Whacky, Wild and Naughty!
Goa has seen many faiths come and go. Some like Hinduism and Christianity stayed on, but even these belief systems have not replaced some really old traditions. Let’s look at six rather odd traditions and rituals still followed in rural (and sometimes urban) Goa in the 21st century.
A fireplace made of human heads
The Shir randonn or Shisharani ritual at a temple in Canacona is exactly that, a fireplace of heads. Three men lie with their heads together. A fire is then lit between their heads and an earthen pot is placed on this bizarre fireplace. Fortunately the wet towels and banana trunk layers wrapped around their heads prevent any further damage to the brains of these poor chaps.
Wax body parts offered at shrines
An ex-voto is an offering to the saints, for wishes asked or fulfilled. Body parts moulded in wax, are often offered, praying for a healing of that afflicted part of the body. Such wax offerings can be seen at the entrance of the Bom Jesu Basilica at Old Goa and other shrines in Goa. Hands, feet, dolls and other symbols are very popular. If you look into their wares properly, even a phallus can be spotted, complete with wax testicles!

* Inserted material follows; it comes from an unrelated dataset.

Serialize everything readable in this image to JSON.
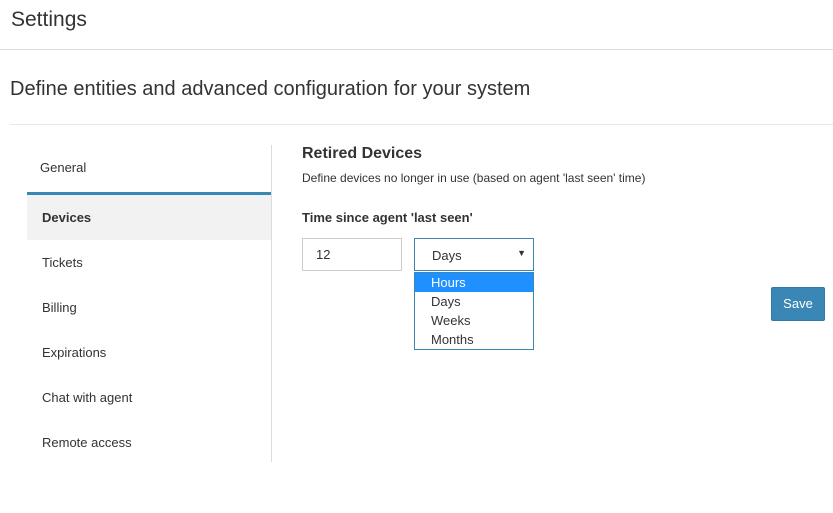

The devotee who picks this up is either asking for a child, or simply for an improvement in his virility.
Rubbing chillies and salt on the body
The traditional Goan ritual of ‘dishtt’ involves taking some chillies and salt and lightly rubbing them along the body and limbs of the afflicted person. The chillies and salt that have absorbed the bad voodoo are then flung into the fire, where they expectedly cause much magical crackling. In a really bad case, the possessed chillies are disposed off at a crossroad, where the naughty spirits will probably jump someone else.
Eggs and coconut milk poured over a man or woman’s head
The ceremony of ‘ros’ must have been originally a beautification ritual, with oil, turmeric, coconut milk and other soothing liquids and pastes being applied on the skin and hair of the bride to be. But it often becomes a merry making event where the relatives and friends gang up to play pranks on the hapless bride. So along with the rejuvenating pastes, a mischievous relative may pour egg yolk of dubious vintage, and may even sneak some fish water in the mix, thus letting off an unholy stink.
Adults frolicking in wet mud
Visit the Chikal kala festival at Marcel in Ponda taluka and you will see adult men, teenagers and children all happily frolicking in wet mud, covered from head to toe in the brown mucky stuff. After the temple rituals on that auspicious day, the devotees smear oil on their bodies and the fun begins. A good rain shower or a water tanker makes the ground nice and muddy, and everybody becomes childlike again. This ritual symbolizes the games that were believed to have been played by Lord Krishna in his childhood.
Tying threads around a tree, tying chappals to trees
In the Vata Purnima ritual of India, women dress in their finest and tie cotton threads around the trunk of a banyan or peepal tree. Around and round they go, all the women, old and young, praying for the prosperity and longevity of their husbands. Another tradition of tying chappals to trees indicates that the owner is trying to ward off the evil eye of his neighbours or the passersby. Others believe this practice is to shame a barren tree into giving fruit.